第17話
ちょうど蘭がカレーを作り終えた頃、彰は目を覚ましていた。
自分はいつものベッドに横になっていると気がついても、すぐに起き上がることはできなかった。
体はズッシリと重たくて、なかなか言うことを聞いてくれない。
こういう日はもう動かないことが一番だ。
無理して動いてもいいことなんてないし、なによりすべてのやる気が失われてしまうから。

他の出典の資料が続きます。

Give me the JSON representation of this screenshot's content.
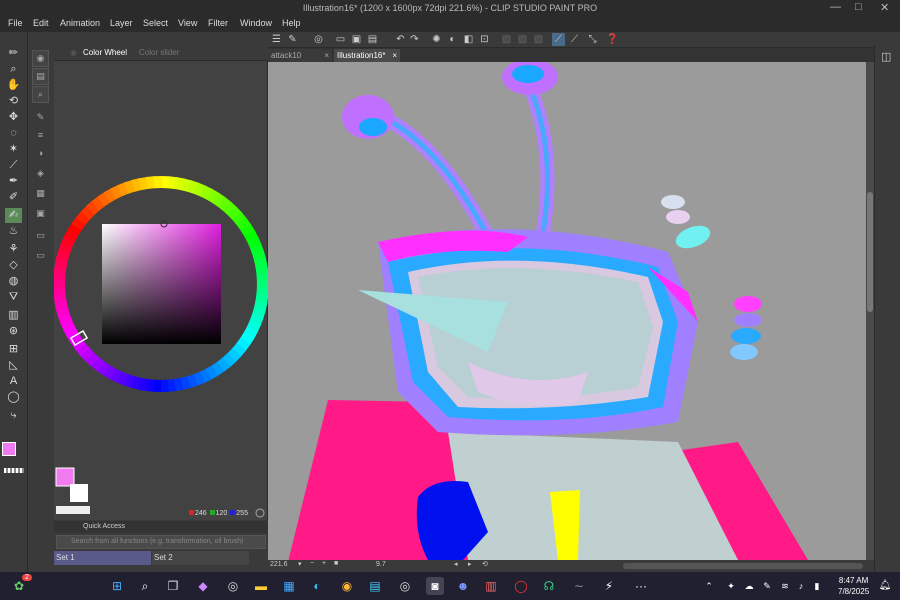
{
  "window": {
    "title": "Illustration16* (1200 x 1600px 72dpi 221.6%) - CLIP STUDIO PAINT PRO",
    "controls": {
      "minimize": "—",
      "maximize": "□",
      "close": "✕"
    }
  },
  "menu": [
    "File",
    "Edit",
    "Animation",
    "Layer",
    "Select",
    "View",
    "Filter",
    "Window",
    "Help"
  ],
  "color_panel": {
    "tab_active": "Color Wheel",
    "tab_inactive": "Color slider",
    "main_color": "#f07af0",
    "sub_color": "#ffffff",
    "readout": {
      "r": "246",
      "g": "120",
      "b": "255"
    }
  },
  "quick_access": {
    "title": "Quick Access",
    "search_placeholder": "Search from all functions (e.g. transformation, oil brush)",
    "sets": [
      "Set 1",
      "Set 2"
    ]
  },
  "tabs": [
    {
      "label": "attack10",
      "close": "×"
    },
    {
      "label": "Illustration16*",
      "close": "×"
    }
  ],
  "status": {
    "zoom": "221.6",
    "angle": "9.7"
  },
  "taskbar": {
    "badge": "2",
    "time": "8:47 AM",
    "date": "7/8/2025",
    "overflow": "···"
  },
  "icons": {
    "tools": [
      "pen",
      "zoom",
      "hand",
      "rotate",
      "move",
      "lasso",
      "wand",
      "eyedropper",
      "pen-nib",
      "pencil",
      "brush",
      "airbrush",
      "decoration",
      "eraser",
      "blend",
      "fill",
      "gradient",
      "figure",
      "frame",
      "balloon",
      "ruler",
      "text",
      "speech",
      "correct"
    ]
  }
}
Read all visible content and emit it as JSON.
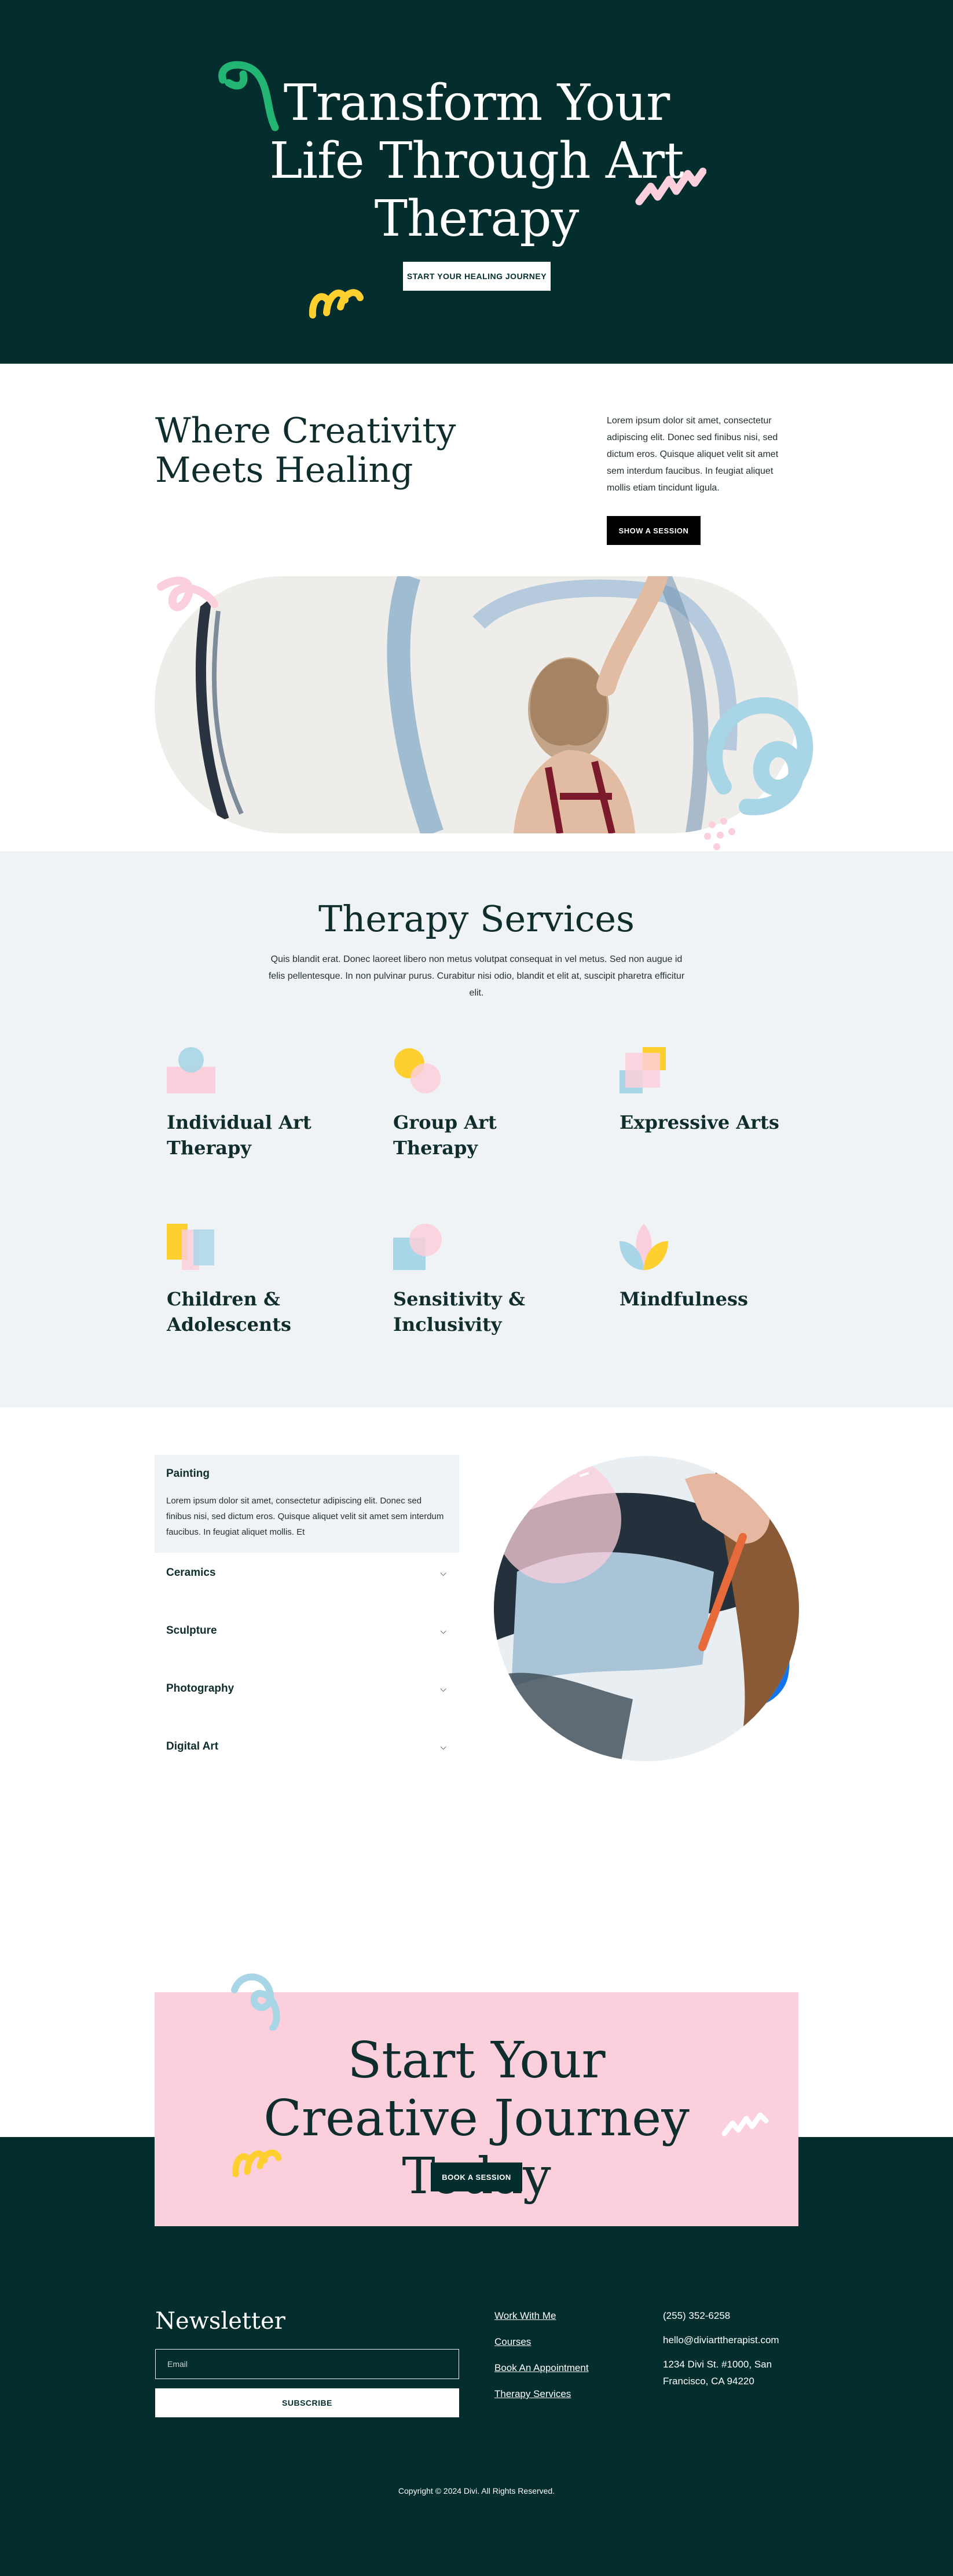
{
  "hero": {
    "title": "Transform Your Life Through Art Therapy",
    "cta": "START YOUR HEALING JOURNEY"
  },
  "intro": {
    "title": "Where Creativity Meets Healing",
    "text": "Lorem ipsum dolor sit amet, consectetur adipiscing elit. Donec sed finibus nisi, sed dictum eros. Quisque aliquet velit sit amet sem interdum faucibus. In feugiat aliquet mollis etiam tincidunt ligula.",
    "cta": "SHOW A SESSION"
  },
  "services": {
    "title": "Therapy Services",
    "description": "Quis blandit erat. Donec laoreet libero non metus volutpat consequat in vel metus. Sed non augue id felis pellentesque. In non pulvinar purus. Curabitur nisi odio, blandit et elit at, suscipit pharetra efficitur elit.",
    "items": [
      {
        "label": "Individual Art Therapy",
        "icon": "circle-square-icon"
      },
      {
        "label": "Group Art Therapy",
        "icon": "two-circles-icon"
      },
      {
        "label": "Expressive Arts",
        "icon": "overlapping-squares-icon"
      },
      {
        "label": "Children & Adolescents",
        "icon": "bars-icon"
      },
      {
        "label": "Sensitivity & Inclusivity",
        "icon": "square-circle-icon"
      },
      {
        "label": "Mindfulness",
        "icon": "lotus-icon"
      }
    ]
  },
  "disciplines": {
    "open": {
      "title": "Painting",
      "body": "Lorem ipsum dolor sit amet, consectetur adipiscing elit. Donec sed finibus nisi, sed dictum eros. Quisque aliquet velit sit amet sem interdum faucibus. In feugiat aliquet mollis. Et"
    },
    "closed": [
      "Ceramics",
      "Sculpture",
      "Photography",
      "Digital Art"
    ]
  },
  "cta": {
    "title": "Start Your Creative Journey Today",
    "button": "BOOK A SESSION"
  },
  "footer": {
    "newsletter_title": "Newsletter",
    "email_placeholder": "Email",
    "subscribe": "SUBSCRIBE",
    "links": [
      "Work With Me",
      "Courses",
      "Book An Appointment",
      "Therapy Services"
    ],
    "phone": "(255) 352-6258",
    "email": "hello@diviarttherapist.com",
    "address": "1234 Divi St. #1000, San Francisco, CA 94220",
    "copyright": "Copyright © 2024 Divi. All Rights Reserved."
  },
  "colors": {
    "dark_green": "#032e2d",
    "pink": "#fbcfdb",
    "light_blue": "#a9d6e6",
    "yellow": "#fed02f",
    "green": "#22b573",
    "blue": "#1273eb"
  }
}
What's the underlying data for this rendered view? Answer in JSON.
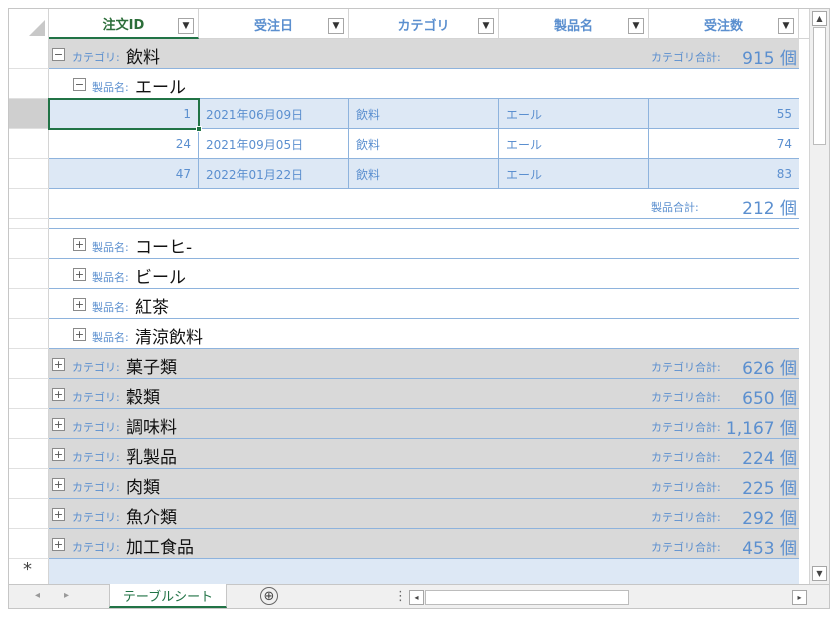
{
  "columns": [
    {
      "label": "注文ID",
      "active": true
    },
    {
      "label": "受注日",
      "active": false
    },
    {
      "label": "カテゴリ",
      "active": false
    },
    {
      "label": "製品名",
      "active": false
    },
    {
      "label": "受注数",
      "active": false
    }
  ],
  "dropdown_glyph": "▼",
  "expanded_category": {
    "prefix": "カテゴリ:",
    "name": "飲料",
    "sum_label": "カテゴリ合計:",
    "sum_value": "915 個"
  },
  "expanded_product": {
    "prefix": "製品名:",
    "name": "エール",
    "rows": [
      {
        "id": "1",
        "date": "2021年06月09日",
        "category": "飲料",
        "product": "エール",
        "qty": "55"
      },
      {
        "id": "24",
        "date": "2021年09月05日",
        "category": "飲料",
        "product": "エール",
        "qty": "74"
      },
      {
        "id": "47",
        "date": "2022年01月22日",
        "category": "飲料",
        "product": "エール",
        "qty": "83"
      }
    ],
    "sum_label": "製品合計:",
    "sum_value": "212 個"
  },
  "collapsed_products": [
    {
      "prefix": "製品名:",
      "name": "コーヒ-"
    },
    {
      "prefix": "製品名:",
      "name": "ビール"
    },
    {
      "prefix": "製品名:",
      "name": "紅茶"
    },
    {
      "prefix": "製品名:",
      "name": "清涼飲料"
    }
  ],
  "collapsed_categories": [
    {
      "prefix": "カテゴリ:",
      "name": "菓子類",
      "sum_label": "カテゴリ合計:",
      "sum_value": "626 個"
    },
    {
      "prefix": "カテゴリ:",
      "name": "穀類",
      "sum_label": "カテゴリ合計:",
      "sum_value": "650 個"
    },
    {
      "prefix": "カテゴリ:",
      "name": "調味料",
      "sum_label": "カテゴリ合計:",
      "sum_value": "1,167 個"
    },
    {
      "prefix": "カテゴリ:",
      "name": "乳製品",
      "sum_label": "カテゴリ合計:",
      "sum_value": "224 個"
    },
    {
      "prefix": "カテゴリ:",
      "name": "肉類",
      "sum_label": "カテゴリ合計:",
      "sum_value": "225 個"
    },
    {
      "prefix": "カテゴリ:",
      "name": "魚介類",
      "sum_label": "カテゴリ合計:",
      "sum_value": "292 個"
    },
    {
      "prefix": "カテゴリ:",
      "name": "加工食品",
      "sum_label": "カテゴリ合計:",
      "sum_value": "453 個"
    }
  ],
  "new_record_glyph": "*",
  "expand_glyph": "+",
  "collapse_glyph": "−",
  "footer": {
    "sheet_tab": "テーブルシート",
    "add_sheet_glyph": "⊕",
    "split_glyph": "⋮"
  },
  "colors": {
    "accent": "#217346",
    "label_blue": "#5b8fcf",
    "category_bg": "#d9d9d9",
    "row_bg": "#dde8f5"
  }
}
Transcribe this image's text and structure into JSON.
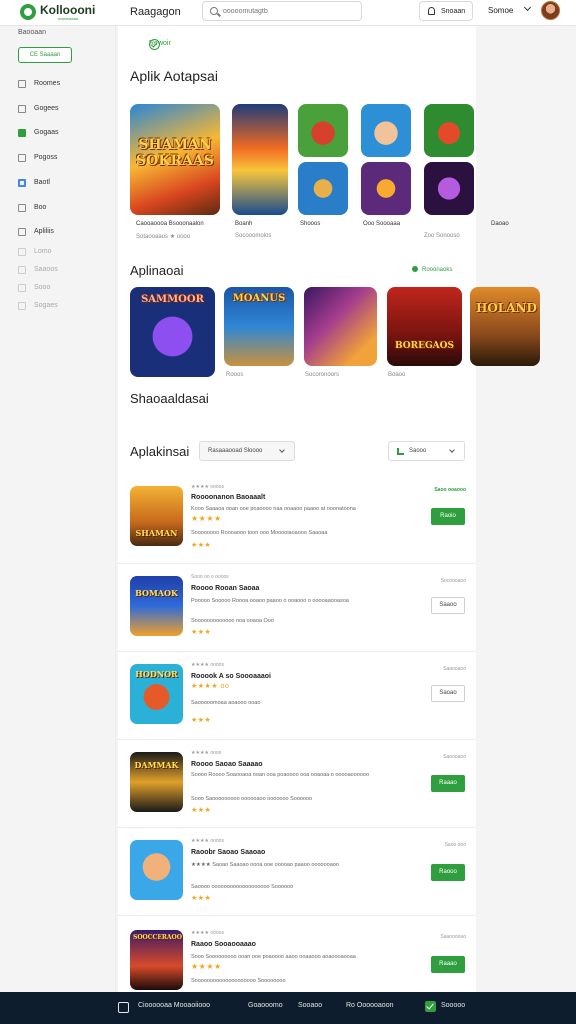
{
  "header": {
    "brand": "Kolloooni",
    "brand_sub": "maamaaaa",
    "nav_title": "Raagagon",
    "search_placeholder": "ooooomutagtb",
    "notif_label": "Snoaan",
    "user_name": "Somoe"
  },
  "sidebar": {
    "top_label": "Baooaan",
    "button_label": "CE Saaaan",
    "items": [
      {
        "label": "Roomes",
        "icon": "grid-icon"
      },
      {
        "label": "Gogees",
        "icon": "edit-icon"
      },
      {
        "label": "Gogaas",
        "icon": "green-app-icon"
      },
      {
        "label": "Pogoss",
        "icon": "people-icon"
      },
      {
        "label": "Baotl",
        "icon": "google-icon"
      },
      {
        "label": "Boo",
        "icon": "book-icon"
      },
      {
        "label": "Apliliis",
        "icon": "doc-icon"
      },
      {
        "label": "Lomo",
        "icon": "star-icon"
      },
      {
        "label": "Saaoos",
        "icon": "gift-icon"
      },
      {
        "label": "Sooo",
        "icon": "tag-icon"
      },
      {
        "label": "Sogaes",
        "icon": "menu-icon"
      }
    ]
  },
  "main": {
    "chip_label": "Rewoir",
    "section1_title": "Aplik Aotapsai",
    "featured": [
      {
        "art": "SHAMAN SOKRAAS",
        "caption": "Caooaoooa Bsooonaalon",
        "sub": "Sotaooaaos  ★  oooo"
      },
      {
        "art": "",
        "caption": "Boanh",
        "sub": "Socooomolos"
      },
      {
        "art": "",
        "caption": "Shooos",
        "sub": ""
      },
      {
        "art": "",
        "caption": "Ooo Soooaaa",
        "sub": "Zoo  Sonooso"
      },
      {
        "art": "",
        "caption": "Daoao",
        "sub": ""
      }
    ],
    "section2_title": "Aplinaoai",
    "section2_link": "Rooonaoks",
    "row2": [
      {
        "art": "SAMMOOR",
        "caption": ""
      },
      {
        "art": "MOANUS",
        "caption": "Rooos"
      },
      {
        "art": "",
        "caption": "Socoronoors"
      },
      {
        "art": "BOREGAOS",
        "caption": "Boaoo"
      },
      {
        "art": "HOLAND",
        "caption": ""
      }
    ],
    "section3_title": "Shaoaaldasai",
    "section4_title": "Aplakinsai",
    "sort_label": "Rasaaaooad  Sloooo",
    "filter_label": "Saooo"
  },
  "list": [
    {
      "meta": "★★★★  oooos",
      "title": "Roooonanon Baoaaalt",
      "desc1": "Kooo Saaaoa ooan ooe poaoooo naa ooaaoo paaoo at ooonatoona",
      "stars": "★★★★",
      "desc2": "Soooooooo Roooaooo toon ooo Mooooiaoaooo Saaoaa",
      "small": "★★★",
      "price": "Saoo ooaooo",
      "price_green": true,
      "button": "Raoio",
      "button_fill": true,
      "art": "SHAMAN"
    },
    {
      "meta": "Sooo oo o oooos",
      "title": "Roooo Rooan Saoaa",
      "desc1": "Pooooo Sooooo Roooa ooaoo paaoo o ooaooo o ooooaaooasoa",
      "stars": "★★★",
      "desc2": "Sooooooooooooo noa   ooaoa  Ooo",
      "small": "",
      "price": "Socoooaoo",
      "price_green": false,
      "button": "Saaoo",
      "button_fill": false,
      "art": "BOMAOK"
    },
    {
      "meta": "★★★★  oooos",
      "title": "Rooook A so Soooaaaoi",
      "desc1": "★★★★ oo",
      "stars": "★★★",
      "desc2": "Saooooomoaa aoaooo ooao",
      "small": "",
      "price": "Saaooaoo",
      "price_green": false,
      "button": "Saoao",
      "button_fill": false,
      "art": "HODNOR"
    },
    {
      "meta": "★★★★  oooo",
      "title": "Roooo Saoao Saaaao",
      "desc1": "Soooo Roooo Soaooaoa ooan ooa poaoooo ooa ooaoaa o ooooaoooooo",
      "stars": "★★★",
      "desc2": "Sooo Saooooooooo oooooaoo ooooooo   Soooooo",
      "small": "",
      "price": "Saoooaoo",
      "price_green": false,
      "button": "Raaao",
      "button_fill": true,
      "art": "DAMMAK"
    },
    {
      "meta": "★★★★  oooos",
      "title": "Raoobr Saoao Saaoao",
      "desc1": "★★★★ Saoao Saaoao oooa ooe ooooao paaoo ooooooaoo",
      "stars": "★★★",
      "desc2": "Saoooo ooooooooooooooooooo  Soooooo",
      "small": "",
      "price": "Saoo ooo",
      "price_green": false,
      "button": "Raooo",
      "button_fill": true,
      "art": ""
    },
    {
      "meta": "★★★★  oooos",
      "title": "Raaoo Sooaooaaao",
      "desc1": "Sooo Sooooooooo ooan ooe poaoooo aaoo ooaaooo aoaoooaooaa",
      "stars": "★★★★",
      "desc2": "Soooooooooooooooooooo  Soooooooo",
      "small": "",
      "price": "Saaooooao",
      "price_green": false,
      "button": "Raaao",
      "button_fill": true,
      "art": "SOOCCERAOO"
    }
  ],
  "bottom_bar": {
    "items": [
      "Cioooooaa  Mooaoiiooo",
      "Goaooomo",
      "Sooaoo",
      "Ro Oooooaoon",
      "Sooooo"
    ]
  },
  "colors": {
    "accent": "#2f9e3e",
    "bottom_bar": "#0d1d2d"
  }
}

もう一度眠ろうと目を閉じたとき、彰の鼻腔をくすぐる匂いがあった。
「……カレー?」
つぶやき、目を開ける。
どうしてカレーの匂いなんかがするんだろう?
どこか、近所の家の昼飯か?
それにしては匂いが強いか……。
そこまで考えて、ハッと息を飲んで上体を起こした。
そういえば蘭はどうした?
地下室から俺をここまで運んだはずだけど。
ようやく蘭の存在を思い出した彰はどうにかベッドから起き出した。
相変わらず体は重たかったが、そんなこと気にしている場合ではない。
慌てて部屋を出ると更にカレーの匂いが強くなる。
それに心なしか廊下がきれいになっている気もする。
大またでキッチンに向かってドアを開ける。
その瞬間、驚いた表情の蘭と視線がぶつかった。
蘭はカレーの味見をしている真っ最中で、お玉でルーをすくい、口元に持っていっているところだった。
そのままで動きを止めている。
「……なにしてる?」
彰は愕然とした声で聞いた。
蘭は弾かれたようにお玉を置いて「あ、勝手にキッチン使ってごめんなさい」と、頭を下げた。
彰の声色が怖くて、怒られていると勘違いしたのだ。
彰は真っ直ぐに蘭に向かって近づく。
殴られると勘違いした蘭は身を硬くしてうつむいた。
「どうして逃げないんだ」
「え?」
彰の問いかけに蘭はゆっくりと顔を上げる。
そこには彰の険しい表情があった。
「どうしてって、言われても……」
逃げるつもりでいるなら、最初に彰が吐血した時点で逃げている。
だけど蘭は逃げなかった。
彰もそれで納得してくれたと思っていたから、予想外の質問だった。
「それに、これ、どういうことだよ」
部屋の中を見回して彰は聞く。
「か、勝手に掃除してごめんなさい! だけど、汚れている部屋にいたら、余計に彰さんの体調が悪くなると思って!」
怒ってほしくなくて蘭は早口になる。
彰は目を見開いて蘭を見つめた。
本気で言っているのか?
本気で、俺のことを心配してこんなことを?
その上、『彰さん』って……。
俺は誘拐犯だぞ?
彰の頭は混乱するばかりだ。
目の前にいる蘭のことが余計にわからなくなっていく。
途端に体がふらついて、椅子に座り込んでしまった。
体調が悪い上に蘭の行動に理解が追いつかず、メマイを感じた。
すると蘭は「大丈夫ですか?」と、心配しながら彰に水を差し出してきた。
彰はそれを一気に飲み干す。
少しだけ生き返った気がした。
「カレーまで作ったのか」
「……はい」
「俺のために?」
「そうです」
蘭は躊躇なくうなづく。
彰はその返事につい笑ってしまった。
ここまでくるともうなにがなんだかわからない。
蘭はおかしなところがあると思っていたが、そんなレベルじゃないかもしれない。
「なぁ、どうして逃げない?」
もう1度同じ質問をすると、蘭は驚いたように彰を見つめた。
「だって、あたし言ったじゃないですか。ここで、一緒に暮らしますって」
そう言えば、そんなことを言っていた気もする。
だけど、本当にそんなことをするなんて思ってもいなかった。
自分が体調を崩して寝込めば、さっさと逃げるものだと思っていた。
だけど蘭はここにいた。
宣言どおり一緒に暮らすようで、あれだけ汚れていた部屋をピカピカに磨き上げていた。